Carl-Friedrich Höck18. September 2019
Ein Bus des Münchner Verkehrs- und Tarifverbundes: Im Busnahverkehr ist die Zahl der Fahrgäste zurückgegangen.
Im ersten Halbjahr 2019 haben kaum mehr Menschen den öffentlichen Nahverkehr genutzt als im Vorjahreszeitraum. Das zeigen neue Zahlen des Statistischen Bundesamtes. Dabei muss der ÖPNV attraktiver werden, wenn Deutschland seine Klimaziele erreichen will.

Über zwei Themen wird im politischen Berlin derzeit viel gesprochen: den Klimawandel und die fehlende Attraktivität ländlicher Räume. Für beides spielt der Öffentliche Personennahverkehr (ÖPNV) eine wichtige Rolle. Schließlich wolle kaum jemand in einem Dorf wohnen, in dem nicht mal ein Bus fährt, ist aus allen Parteien zu hören. Und das Bundesverkehrsministerium betont auf seiner Website: „Ein gut ausgebauter öffentlicher Personennahverkehr ist eine attraktive und umweltschonende Alternative für viele Wege, die sonst häufig mit dem Auto zurückgelegt werden. Rein rechnerisch werden durch die 30 Millionen Fahrgäste des ÖPNV täglich rund 20 Millionen Pkw-Fahrten vermieden.“

Weniger Menschen fahren Bus

Neue Daten des Statistischen Bundesamtes (Destatis) zeigen allerdings: Die Zahl der Fahrgäste im öffentlichen Nahverkehr nimmt kaum zu. Insgesamt beförderten die Verkehrsunternehmen im 1. Halbjahr 2019 knapp 5,8 Milliarden Fahrgäste. Das entspricht einem Plus von nur 0,1 Prozent.

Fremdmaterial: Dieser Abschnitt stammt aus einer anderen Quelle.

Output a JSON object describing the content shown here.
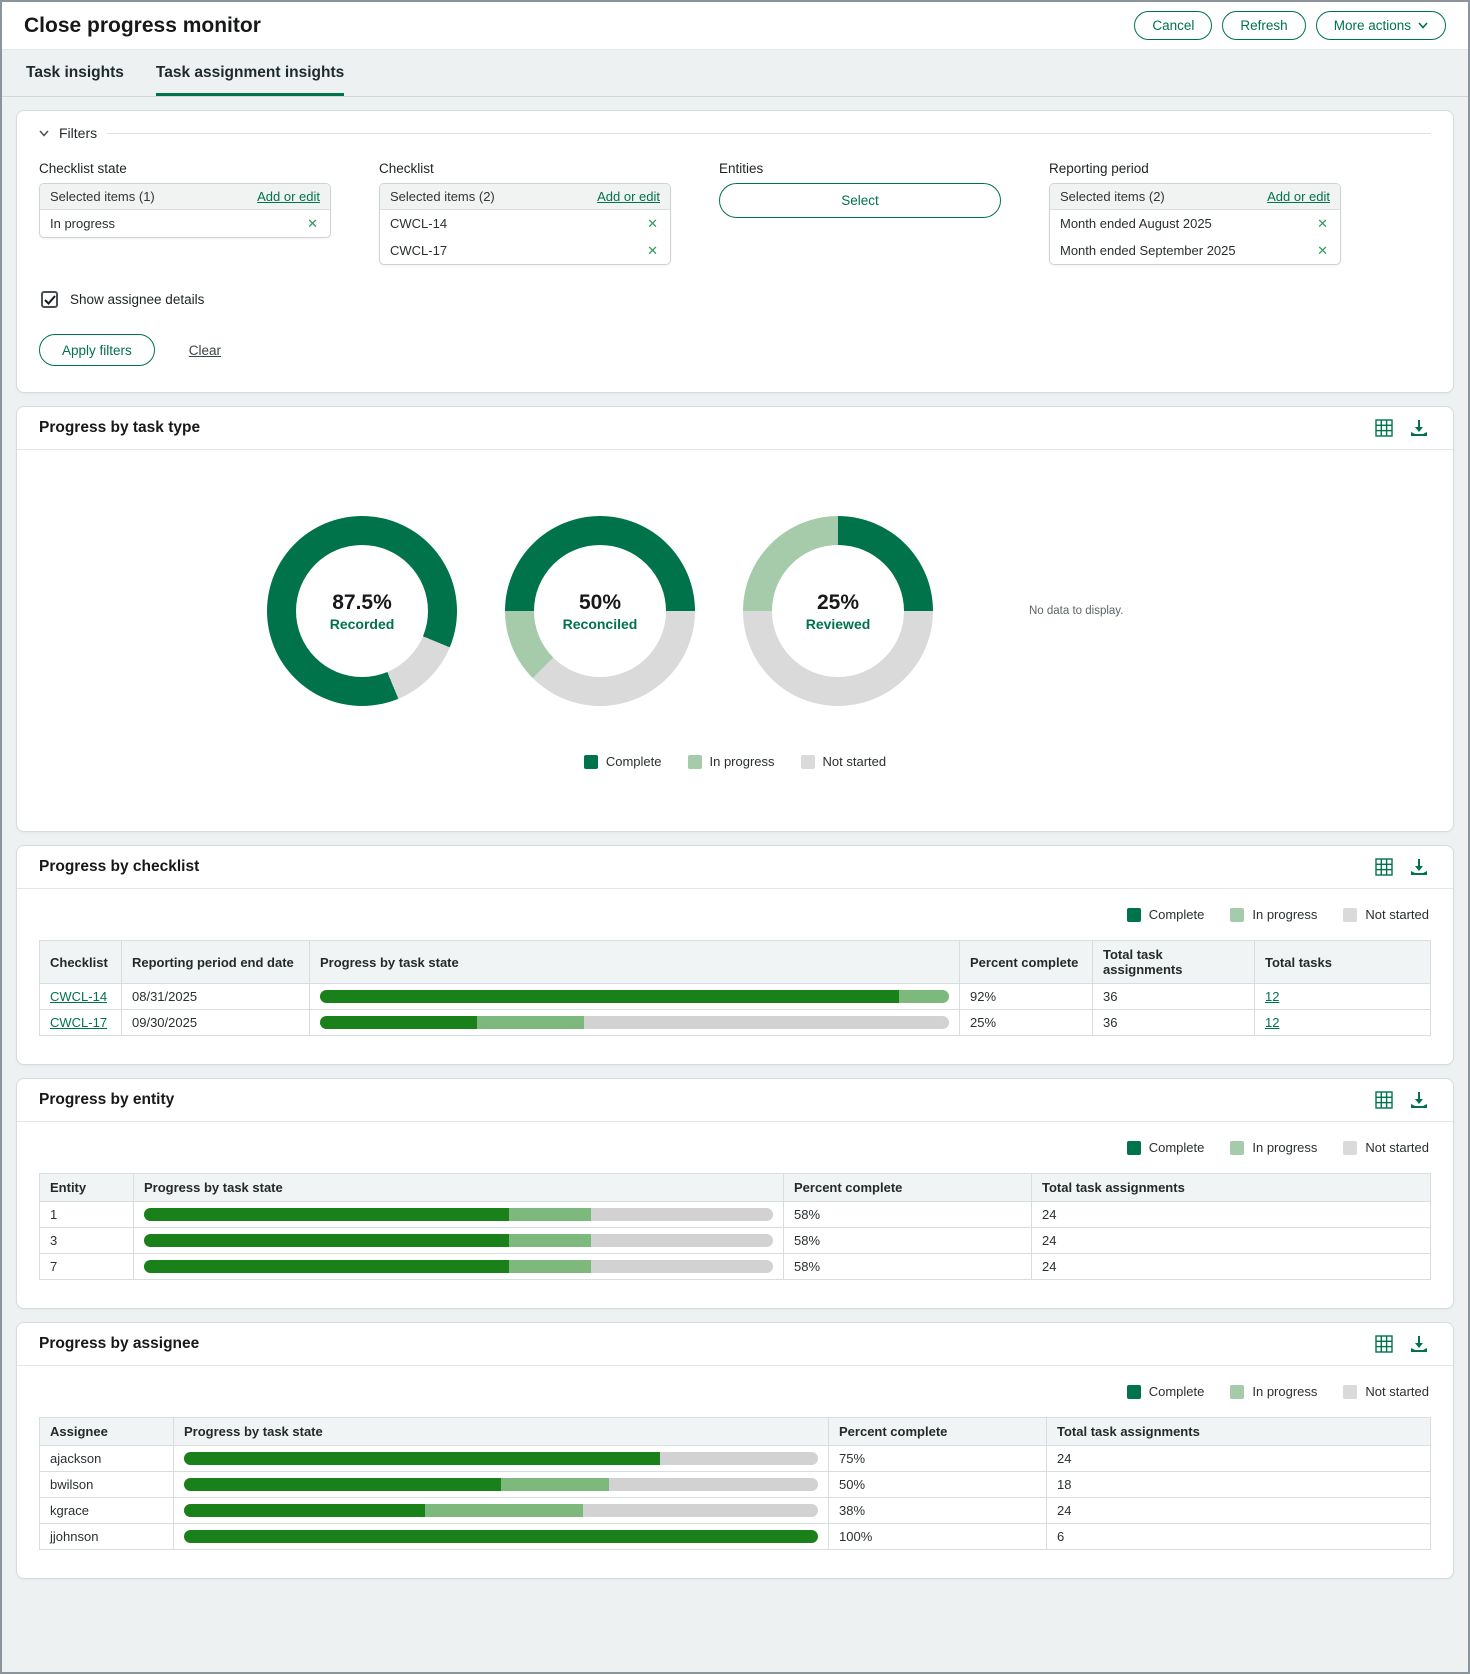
{
  "header": {
    "title": "Close progress monitor",
    "buttons": {
      "cancel": "Cancel",
      "refresh": "Refresh",
      "more_actions": "More actions"
    }
  },
  "tabs": [
    {
      "label": "Task insights",
      "active": false
    },
    {
      "label": "Task assignment insights",
      "active": true
    }
  ],
  "filters": {
    "section_label": "Filters",
    "groups": [
      {
        "label": "Checklist state",
        "header": "Selected items (1)",
        "action": "Add or edit",
        "items": [
          "In progress"
        ]
      },
      {
        "label": "Checklist",
        "header": "Selected items (2)",
        "action": "Add or edit",
        "items": [
          "CWCL-14",
          "CWCL-17"
        ]
      },
      {
        "label": "Entities",
        "button_label": "Select"
      },
      {
        "label": "Reporting period",
        "header": "Selected items (2)",
        "action": "Add or edit",
        "items": [
          "Month ended August 2025",
          "Month ended September 2025"
        ]
      }
    ],
    "checkbox_label": "Show assignee details",
    "checkbox_checked": true,
    "apply_label": "Apply filters",
    "clear_label": "Clear"
  },
  "colors": {
    "accent": "#00734B",
    "complete": "#00734B",
    "in_progress": "#A6CBAA",
    "not_started": "#DADADA",
    "bar_complete": "#1A801A",
    "bar_in_progress": "#7DB97D",
    "bar_not_started": "#D2D2D2"
  },
  "legend_labels": [
    "Complete",
    "In progress",
    "Not started"
  ],
  "task_type_panel": {
    "title": "Progress by task type",
    "no_data": "No data to display.",
    "donuts": [
      {
        "value": "87.5%",
        "label": "Recorded",
        "segments": [
          [
            "complete",
            0,
            112.5
          ],
          [
            "not_started",
            112.5,
            157.5
          ],
          [
            "complete",
            157.5,
            360
          ]
        ]
      },
      {
        "value": "50%",
        "label": "Reconciled",
        "segments": [
          [
            "complete",
            0,
            90
          ],
          [
            "not_started",
            90,
            225
          ],
          [
            "in_progress",
            225,
            270
          ],
          [
            "complete",
            270,
            360
          ]
        ]
      },
      {
        "value": "25%",
        "label": "Reviewed",
        "segments": [
          [
            "complete",
            0,
            90
          ],
          [
            "not_started",
            90,
            270
          ],
          [
            "in_progress",
            270,
            360
          ]
        ]
      }
    ]
  },
  "chart_data": [
    {
      "type": "pie",
      "title": "Recorded",
      "center_label": "87.5%",
      "series": [
        {
          "name": "Complete",
          "value": 87.5
        },
        {
          "name": "In progress",
          "value": 0
        },
        {
          "name": "Not started",
          "value": 12.5
        }
      ]
    },
    {
      "type": "pie",
      "title": "Reconciled",
      "center_label": "50%",
      "series": [
        {
          "name": "Complete",
          "value": 50
        },
        {
          "name": "In progress",
          "value": 12.5
        },
        {
          "name": "Not started",
          "value": 37.5
        }
      ]
    },
    {
      "type": "pie",
      "title": "Reviewed",
      "center_label": "25%",
      "series": [
        {
          "name": "Complete",
          "value": 25
        },
        {
          "name": "In progress",
          "value": 25
        },
        {
          "name": "Not started",
          "value": 50
        }
      ]
    }
  ],
  "checklist_panel": {
    "title": "Progress by checklist",
    "columns": [
      "Checklist",
      "Reporting period end date",
      "Progress by task state",
      "Percent complete",
      "Total task assignments",
      "Total tasks"
    ],
    "rows": [
      {
        "checklist": "CWCL-14",
        "end_date": "08/31/2025",
        "bar": {
          "complete": 92,
          "in_progress": 8
        },
        "percent": "92%",
        "assignments": "36",
        "total_tasks": "12"
      },
      {
        "checklist": "CWCL-17",
        "end_date": "09/30/2025",
        "bar": {
          "complete": 25,
          "in_progress": 17
        },
        "percent": "25%",
        "assignments": "36",
        "total_tasks": "12"
      }
    ]
  },
  "entity_panel": {
    "title": "Progress by entity",
    "columns": [
      "Entity",
      "Progress by task state",
      "Percent complete",
      "Total task assignments"
    ],
    "rows": [
      {
        "entity": "1",
        "bar": {
          "complete": 58,
          "in_progress": 13
        },
        "percent": "58%",
        "assignments": "24"
      },
      {
        "entity": "3",
        "bar": {
          "complete": 58,
          "in_progress": 13
        },
        "percent": "58%",
        "assignments": "24"
      },
      {
        "entity": "7",
        "bar": {
          "complete": 58,
          "in_progress": 13
        },
        "percent": "58%",
        "assignments": "24"
      }
    ]
  },
  "assignee_panel": {
    "title": "Progress by assignee",
    "columns": [
      "Assignee",
      "Progress by task state",
      "Percent complete",
      "Total task assignments"
    ],
    "rows": [
      {
        "assignee": "ajackson",
        "bar": {
          "complete": 75,
          "in_progress": 0
        },
        "percent": "75%",
        "assignments": "24"
      },
      {
        "assignee": "bwilson",
        "bar": {
          "complete": 50,
          "in_progress": 17
        },
        "percent": "50%",
        "assignments": "18"
      },
      {
        "assignee": "kgrace",
        "bar": {
          "complete": 38,
          "in_progress": 25
        },
        "percent": "38%",
        "assignments": "24"
      },
      {
        "assignee": "jjohnson",
        "bar": {
          "complete": 100,
          "in_progress": 0
        },
        "percent": "100%",
        "assignments": "6"
      }
    ]
  }
}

Laut Destatis wurden nur die Eisenbahnen und S-Bahnen häufiger genutzt als im entsprechenden Vorjahreszeitraum (+2,3 Prozent auf fast 1,4 Milliarden Fahrgäste). Im Busverkehr geht die Zahl der Passagiere sogar zurück (-0,8 Prozent auf fast 2,7 Milliarden Fahrgäste). Dasselbe gilt für den Straßen-, Stadt- und U-Bahnverkehr (-0,3 Prozent auf knapp 2,1 Milliarden Fahrgäste).

Zuwächse im Fernverkehr

Positiv entwickelt sich dagegen die Zahl der Fahrgäste im Eisenbahn-Fernverkehr. Dieser hat mit 72,3 Millionen Reisenden einen Zuwachs von 1,7 Prozent erzielt, meldet das Statistische Bundesamt.

Für den Linienfernverkehr mit Bussen sind die Destatis-Daten nur bedingt aussagekräftig. Die Statistik weist einen Rückgang von 4,4 Prozent auf nun 10,4 Millionen Fahrgäste aus. Dazu erklärt Destatis: „Ein Teil der Fahrten wurde zwischenzeitlich auf Unternehmen verlagert, die ihren Sitz im Ausland haben und für die daher keine aktuellen Angaben vorliegen. Ohne diesen Sondereffekt dürfte die Zahl der Fernbusreisenden leicht gestiegen sein.“

Für die Daten hat Destatis 800 Unternehmen mit Sitz in Deutschland befragt, die Nah- oder Fernverkehrsverbindungen anbieten.

SPD will 365-Euro-Tickets fördern

Laut Medienberichten will Bundesverkehrsminister Andreas Scheuer (CSU) den Öffentlichen Nahverkehr stärken, um die Klimaziele im Verkehrssektor zu erreichen. Die Netze von U-, S- und Straßenbahnen sollen ausgebaut und die Taktzahlen erhöht werden. Dafür plane Scheuer bis 2030 rund 2,3 Milliarden Euro ein, zitiert die ARD aus einem Papier des Verkehrsministeriums. Am kommenden Freitag will die Bundesregierung konkrete Klimaschutzmaßnahmen beschließen.

Die SPD-Bundestagsfraktion hat Anfang September ein Konzeptpapier zum Klimaschutz vorgelegt. Die Sozialdemokraten fordern einen flächendeckenden Ausbau von Bussen und Bahnen sowie Jahrestickets für den ÖPNV zum Preis von 365 Euro. Die Kommunen, die eigentlich für den ÖPNV zuständig sind, sollen vom Bund bei der schrittweisen Einführung eines 365-Euro-Tickets unterstützt werden.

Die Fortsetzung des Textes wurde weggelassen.